When it comes to talking about ourselves, most of us feel like we can’t come up with the right words. But oftentimes in marketing, we have the opposite problem: we can’t shut up.
If you’re having trouble with a brand strategy — whether for a client or your own business — it might be because you’re using too many words to do the work of one pithy phrase that’s the true center of your brand strategy.
In their new report, “How to Drive Effective B2B Brand Strategy in 2020,” B2B marketing agency Renegade, LLC analyzes common pitfalls in business-to-business marketing. In 12 easy to digest sections, Renegade CEO Drew Neisser offers insights culled from interviews and work with over 350 Chief Marketing Officers.
In tip #6, the report lays out ways that marketers often fall victim to the problem of too many words. Just because lots of ideas are flowing doesn’t make them all genius. A little editing to get from verbose to pithy can make or break a marketing strategy.
The Strategy Behind Just 8 Perfect Words
Renegade’s own marketing strategy work frequently starts with developing a “purpose-driven story statement,” according to the report. And while many marketing firms might also work to define their brand’s story, they might fail at doing the hard work of distilling those complex ideas onto a digestible phrase.
Renegade points to the “perfect 8 (or less) words” as their goal for any brand brainstorm. They explain, “Done artfully, these carefully crafted words represent an organizational promise, a purposeful commitment to all stakeholders.”
Great B2B Marketing Frequently Involves Introspection
When developing internal brand awareness, great companies need to also feed their own employees’ awareness of what they stand for. It works to not only build brand loyalty from within but also to help revise and refine that outward-facing messaging as well.

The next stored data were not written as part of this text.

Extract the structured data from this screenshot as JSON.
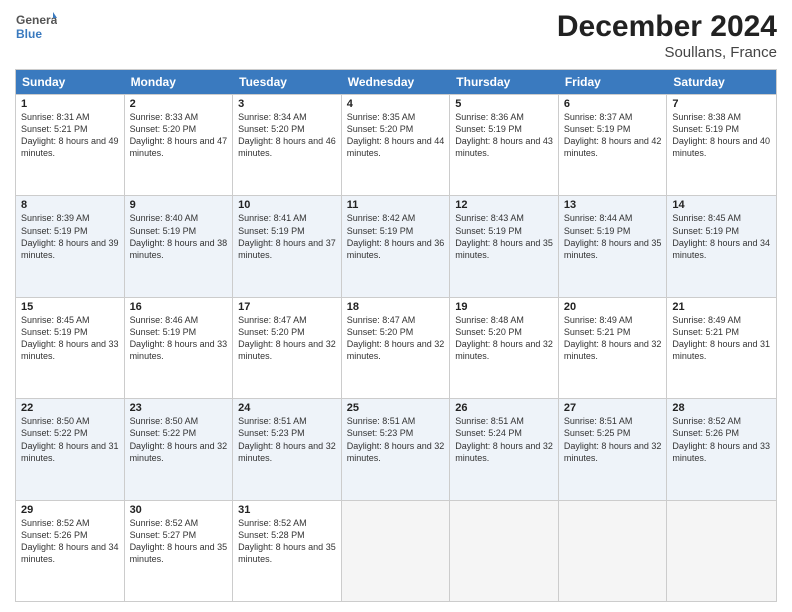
{
  "logo": {
    "general": "General",
    "blue": "Blue"
  },
  "title": "December 2024",
  "subtitle": "Soullans, France",
  "days_of_week": [
    "Sunday",
    "Monday",
    "Tuesday",
    "Wednesday",
    "Thursday",
    "Friday",
    "Saturday"
  ],
  "weeks": [
    [
      {
        "day": "1",
        "sunrise": "8:31 AM",
        "sunset": "5:21 PM",
        "daylight": "8 hours and 49 minutes."
      },
      {
        "day": "2",
        "sunrise": "8:33 AM",
        "sunset": "5:20 PM",
        "daylight": "8 hours and 47 minutes."
      },
      {
        "day": "3",
        "sunrise": "8:34 AM",
        "sunset": "5:20 PM",
        "daylight": "8 hours and 46 minutes."
      },
      {
        "day": "4",
        "sunrise": "8:35 AM",
        "sunset": "5:20 PM",
        "daylight": "8 hours and 44 minutes."
      },
      {
        "day": "5",
        "sunrise": "8:36 AM",
        "sunset": "5:19 PM",
        "daylight": "8 hours and 43 minutes."
      },
      {
        "day": "6",
        "sunrise": "8:37 AM",
        "sunset": "5:19 PM",
        "daylight": "8 hours and 42 minutes."
      },
      {
        "day": "7",
        "sunrise": "8:38 AM",
        "sunset": "5:19 PM",
        "daylight": "8 hours and 40 minutes."
      }
    ],
    [
      {
        "day": "8",
        "sunrise": "8:39 AM",
        "sunset": "5:19 PM",
        "daylight": "8 hours and 39 minutes."
      },
      {
        "day": "9",
        "sunrise": "8:40 AM",
        "sunset": "5:19 PM",
        "daylight": "8 hours and 38 minutes."
      },
      {
        "day": "10",
        "sunrise": "8:41 AM",
        "sunset": "5:19 PM",
        "daylight": "8 hours and 37 minutes."
      },
      {
        "day": "11",
        "sunrise": "8:42 AM",
        "sunset": "5:19 PM",
        "daylight": "8 hours and 36 minutes."
      },
      {
        "day": "12",
        "sunrise": "8:43 AM",
        "sunset": "5:19 PM",
        "daylight": "8 hours and 35 minutes."
      },
      {
        "day": "13",
        "sunrise": "8:44 AM",
        "sunset": "5:19 PM",
        "daylight": "8 hours and 35 minutes."
      },
      {
        "day": "14",
        "sunrise": "8:45 AM",
        "sunset": "5:19 PM",
        "daylight": "8 hours and 34 minutes."
      }
    ],
    [
      {
        "day": "15",
        "sunrise": "8:45 AM",
        "sunset": "5:19 PM",
        "daylight": "8 hours and 33 minutes."
      },
      {
        "day": "16",
        "sunrise": "8:46 AM",
        "sunset": "5:19 PM",
        "daylight": "8 hours and 33 minutes."
      },
      {
        "day": "17",
        "sunrise": "8:47 AM",
        "sunset": "5:20 PM",
        "daylight": "8 hours and 32 minutes."
      },
      {
        "day": "18",
        "sunrise": "8:47 AM",
        "sunset": "5:20 PM",
        "daylight": "8 hours and 32 minutes."
      },
      {
        "day": "19",
        "sunrise": "8:48 AM",
        "sunset": "5:20 PM",
        "daylight": "8 hours and 32 minutes."
      },
      {
        "day": "20",
        "sunrise": "8:49 AM",
        "sunset": "5:21 PM",
        "daylight": "8 hours and 32 minutes."
      },
      {
        "day": "21",
        "sunrise": "8:49 AM",
        "sunset": "5:21 PM",
        "daylight": "8 hours and 31 minutes."
      }
    ],
    [
      {
        "day": "22",
        "sunrise": "8:50 AM",
        "sunset": "5:22 PM",
        "daylight": "8 hours and 31 minutes."
      },
      {
        "day": "23",
        "sunrise": "8:50 AM",
        "sunset": "5:22 PM",
        "daylight": "8 hours and 32 minutes."
      },
      {
        "day": "24",
        "sunrise": "8:51 AM",
        "sunset": "5:23 PM",
        "daylight": "8 hours and 32 minutes."
      },
      {
        "day": "25",
        "sunrise": "8:51 AM",
        "sunset": "5:23 PM",
        "daylight": "8 hours and 32 minutes."
      },
      {
        "day": "26",
        "sunrise": "8:51 AM",
        "sunset": "5:24 PM",
        "daylight": "8 hours and 32 minutes."
      },
      {
        "day": "27",
        "sunrise": "8:51 AM",
        "sunset": "5:25 PM",
        "daylight": "8 hours and 32 minutes."
      },
      {
        "day": "28",
        "sunrise": "8:52 AM",
        "sunset": "5:26 PM",
        "daylight": "8 hours and 33 minutes."
      }
    ],
    [
      {
        "day": "29",
        "sunrise": "8:52 AM",
        "sunset": "5:26 PM",
        "daylight": "8 hours and 34 minutes."
      },
      {
        "day": "30",
        "sunrise": "8:52 AM",
        "sunset": "5:27 PM",
        "daylight": "8 hours and 35 minutes."
      },
      {
        "day": "31",
        "sunrise": "8:52 AM",
        "sunset": "5:28 PM",
        "daylight": "8 hours and 35 minutes."
      },
      null,
      null,
      null,
      null
    ]
  ],
  "labels": {
    "sunrise": "Sunrise:",
    "sunset": "Sunset:",
    "daylight": "Daylight:"
  }
}
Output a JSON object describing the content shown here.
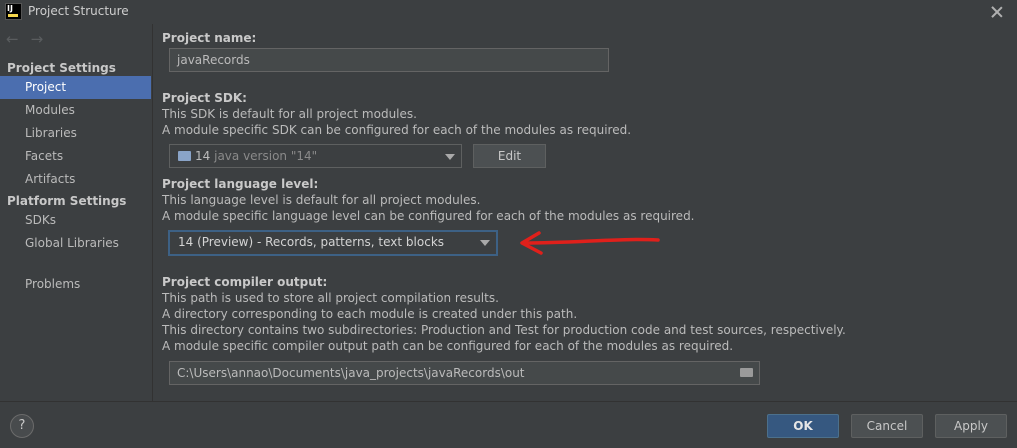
{
  "window": {
    "title": "Project Structure"
  },
  "sidebar": {
    "sections": [
      {
        "header": "Project Settings",
        "items": [
          "Project",
          "Modules",
          "Libraries",
          "Facets",
          "Artifacts"
        ]
      },
      {
        "header": "Platform Settings",
        "items": [
          "SDKs",
          "Global Libraries"
        ]
      }
    ],
    "extra_item": "Problems",
    "selected": "Project"
  },
  "main": {
    "project_name": {
      "label": "Project name:",
      "value": "javaRecords"
    },
    "project_sdk": {
      "label": "Project SDK:",
      "desc1": "This SDK is default for all project modules.",
      "desc2": "A module specific SDK can be configured for each of the modules as required.",
      "sdk_number": "14",
      "sdk_version": "java version \"14\"",
      "edit_label": "Edit"
    },
    "language_level": {
      "label": "Project language level:",
      "desc1": "This language level is default for all project modules.",
      "desc2": "A module specific language level can be configured for each of the modules as required.",
      "value": "14 (Preview) - Records, patterns, text blocks"
    },
    "compiler_output": {
      "label": "Project compiler output:",
      "desc1": "This path is used to store all project compilation results.",
      "desc2": "A directory corresponding to each module is created under this path.",
      "desc3": "This directory contains two subdirectories: Production and Test for production code and test sources, respectively.",
      "desc4": "A module specific compiler output path can be configured for each of the modules as required.",
      "value": "C:\\Users\\annao\\Documents\\java_projects\\javaRecords\\out"
    }
  },
  "footer": {
    "help": "?",
    "ok": "OK",
    "cancel": "Cancel",
    "apply": "Apply"
  },
  "colors": {
    "background": "#3c3f41",
    "selection": "#4b6eaf",
    "primary_button": "#365880",
    "annotation_arrow": "#e0201b"
  },
  "icons": [
    "app-logo-icon",
    "close-icon",
    "back-arrow-icon",
    "forward-arrow-icon",
    "folder-icon",
    "browse-folder-icon",
    "help-icon"
  ]
}
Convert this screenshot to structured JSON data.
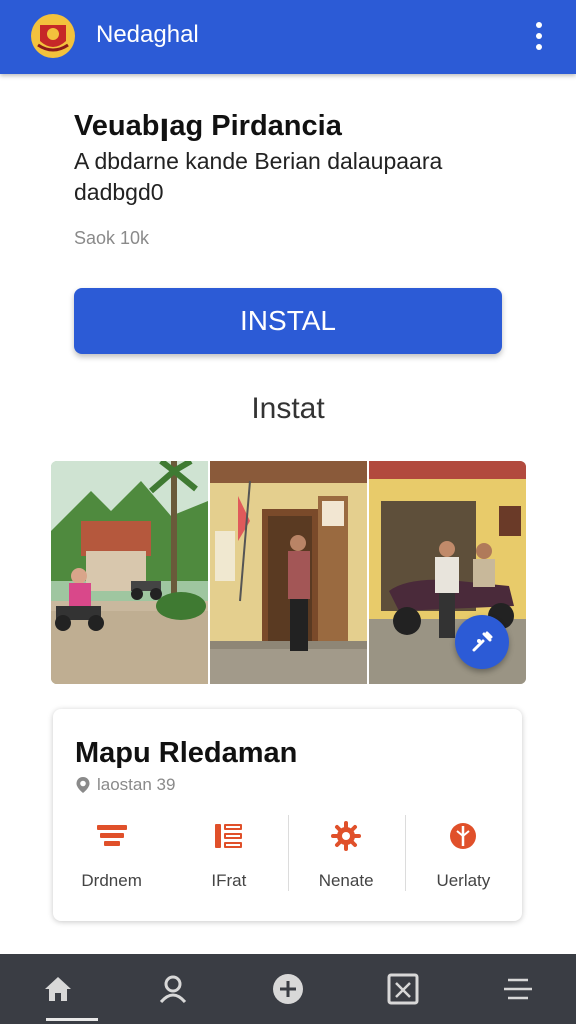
{
  "appbar": {
    "title": "Nedaghal",
    "logo_icon": "emblem-logo",
    "menu_icon": "more-vert-icon",
    "color": "#2c5bd6"
  },
  "app": {
    "title": "Veuabꞁag Pirdancia",
    "description": "A dbdarne kande Berian dalaupaara dadbgd0",
    "size": "Saok 10k",
    "install_label": "INSTAL"
  },
  "gallery": {
    "heading": "Instat",
    "images": [
      "village-street-photo",
      "shop-doorway-photo",
      "yellow-house-motorbike-photo"
    ],
    "fab_icon": "tools-icon"
  },
  "info_card": {
    "title": "Mapu Rledaman",
    "location_icon": "location-pin-icon",
    "location": "laostan 39",
    "features": [
      {
        "icon": "stack-icon",
        "label": "Drdnem"
      },
      {
        "icon": "list-icon",
        "label": "IFrat"
      },
      {
        "icon": "gear-icon",
        "label": "Nenate"
      },
      {
        "icon": "tag-icon",
        "label": "Uerlaty"
      }
    ],
    "accent": "#e0502a"
  },
  "bottom_nav": {
    "items": [
      "home-icon",
      "profile-icon",
      "add-icon",
      "image-icon",
      "menu-icon"
    ],
    "background": "#3a3d44"
  }
}
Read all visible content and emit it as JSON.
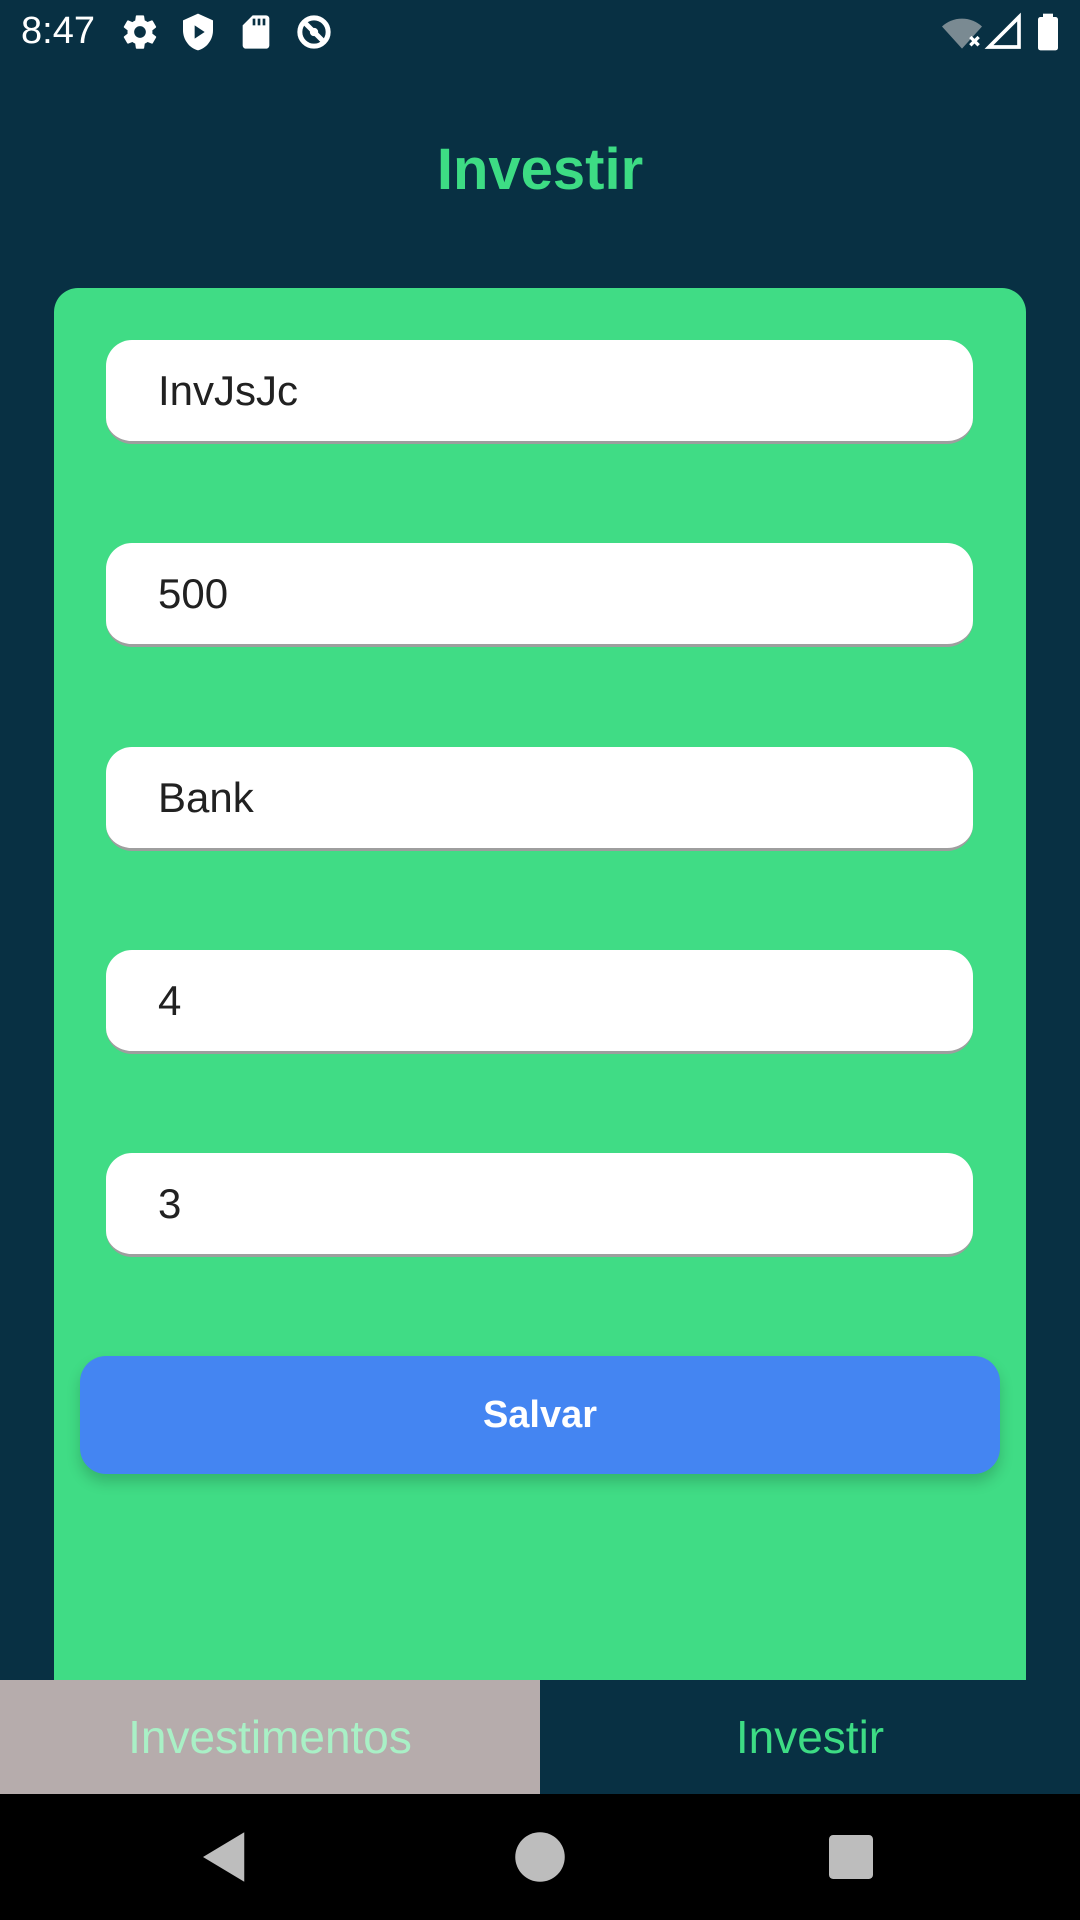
{
  "status_bar": {
    "time": "8:47",
    "icons": [
      "gear-icon",
      "shield-play-icon",
      "sd-card-icon",
      "data-saver-icon",
      "wifi-off-icon",
      "cell-signal-icon",
      "battery-icon"
    ]
  },
  "header": {
    "title": "Investir"
  },
  "form": {
    "fields": [
      {
        "value": "InvJsJc"
      },
      {
        "value": "500"
      },
      {
        "value": "Bank"
      },
      {
        "value": "4"
      },
      {
        "value": "3"
      }
    ],
    "save_label": "Salvar"
  },
  "tabs": [
    {
      "label": "Investimentos",
      "selected": false
    },
    {
      "label": "Investir",
      "selected": true
    }
  ],
  "colors": {
    "background": "#083043",
    "card": "#40dc85",
    "accent_green": "#3ddc84",
    "button": "#4485f2",
    "inactive_tab": "#b6acac"
  }
}
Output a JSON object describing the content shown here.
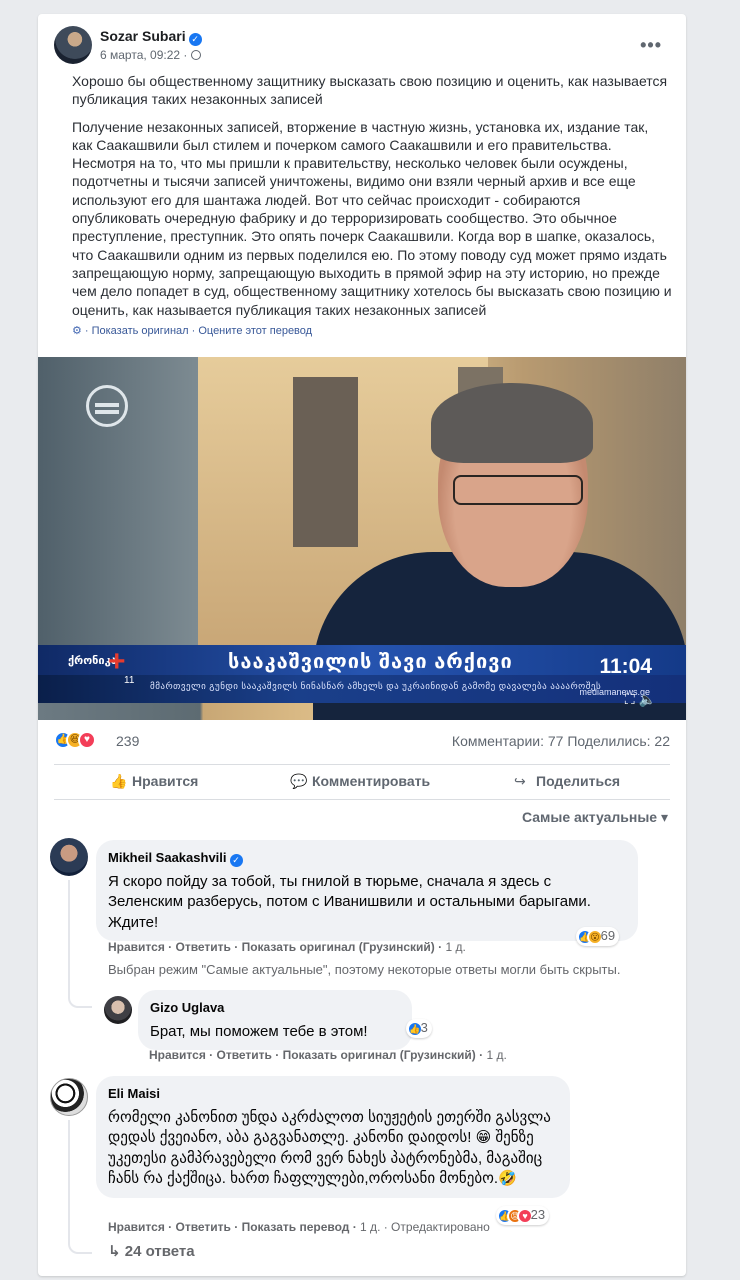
{
  "post": {
    "author": "Sozar Subari",
    "date": "6 марта, 09:22 ·",
    "more": "•••",
    "paragraph1": "Хорошо бы общественному защитнику высказать свою позицию и оценить, как называется публикация таких незаконных записей",
    "paragraph2": "Получение незаконных записей, вторжение в частную жизнь, установка их, издание так, как Саакашвили был стилем и почерком самого Саакашвили и его правительства. Несмотря на то, что мы пришли к правительству, несколько человек были осуждены, подотчетны и тысячи записей уничтожены, видимо они взяли черный архив и все еще используют его для шантажа людей. Вот что сейчас происходит - собираются опубликовать очередную фабрику и до терроризировать сообщество. Это обычное преступление, преступник. Это опять почерк Саакашвили. Когда вор в шапке, оказалось, что Саакашвили одним из первых поделился ею. По этому поводу суд может прямо издать запрещающую норму, запрещающую выходить в прямой эфир на эту историю, но прежде чем дело попадет в суд, общественному защитнику хотелось бы высказать свою позицию и оценить, как называется публикация таких незаконных записей",
    "show_original": "· Показать оригинал · Оцените этот перевод"
  },
  "video": {
    "brand": "ქრონიკა",
    "plus": "+",
    "channel": "11",
    "headline": "სააკაშვილის შავი არქივი",
    "subline": "მმართველი გუნდი სააკაშვილს ნინასნარ ამხელს და უკრაინიდან გამომე დავალება ააააროშეს",
    "time": "11:04",
    "watermark": "mediamanews.ge"
  },
  "stats": {
    "reactions": "239",
    "comments_shares": "Комментарии: 77  Поделились: 22"
  },
  "actions": {
    "like": "Нравится",
    "comment": "Комментировать",
    "share": "Поделиться"
  },
  "sort": "Самые актуальные ▾",
  "comments": [
    {
      "name": "Mikheil Saakashvili",
      "text": "Я скоро пойду за тобой, ты гнилой в тюрьме, сначала я здесь с Зеленским разберусь, потом с Иванишвили и остальными барыгами. Ждите!",
      "actions": "Нравится · Ответить · Показать оригинал (Грузинский) ·",
      "time": " 1 д.",
      "reactions": "69"
    },
    {
      "name": "Gizo Uglava",
      "text": "Брат, мы поможем тебе в этом!",
      "actions": "Нравится · Ответить · Показать оригинал (Грузинский) ·",
      "time": " 1 д.",
      "reactions": "3"
    },
    {
      "name": "Eli Maisi",
      "text": "რომელი კანონით უნდა აკრძალოთ სიუჟეტის ეთერში გასვლა დედას ქვეიანო, აბა გაგვანათლე. კანონი დაიდოს! 😁 შენზე უკეთესი გამპრავებელი რომ ვერ ნახეს პატრონებმა, მაგაშიც ჩანს რა ქაქშიცა. ხართ ჩაფლულები,ოროსანი მონებო.🤣",
      "actions": "Нравится · Ответить · Показать перевод ·",
      "time": " 1 д. · Отредактировано",
      "reactions": "23"
    }
  ],
  "filter_note": "Выбран режим \"Самые актуальные\", поэтому некоторые ответы могли быть скрыты.",
  "replies": "↳ 24 ответа",
  "colors": {
    "accent": "#1877f2",
    "link": "#385898",
    "muted": "#65676b",
    "bubble": "#f0f2f5"
  }
}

In the Renegade report, they discuss a recent Renegade Thinkers Unite podcast conducted with Survey Monkey’s CMO Leela Srinivasan. In it, she noted that the company’s dedication to their customers as well as their employees, they worked hard to encourage buy-in to their own strategy: “Power the Curious.” From employee-created surveys to an entire conference built around the power of curiosity, Survey Monkey helped stoke the fires of their own brand strategy not with more ad buys, but with real engagement.
So the question remains: what’s your brand strategy and how are you working to improve it at it’s simplest core? Can you even get to that core easily? Or is it trapped behind a wall of too many words?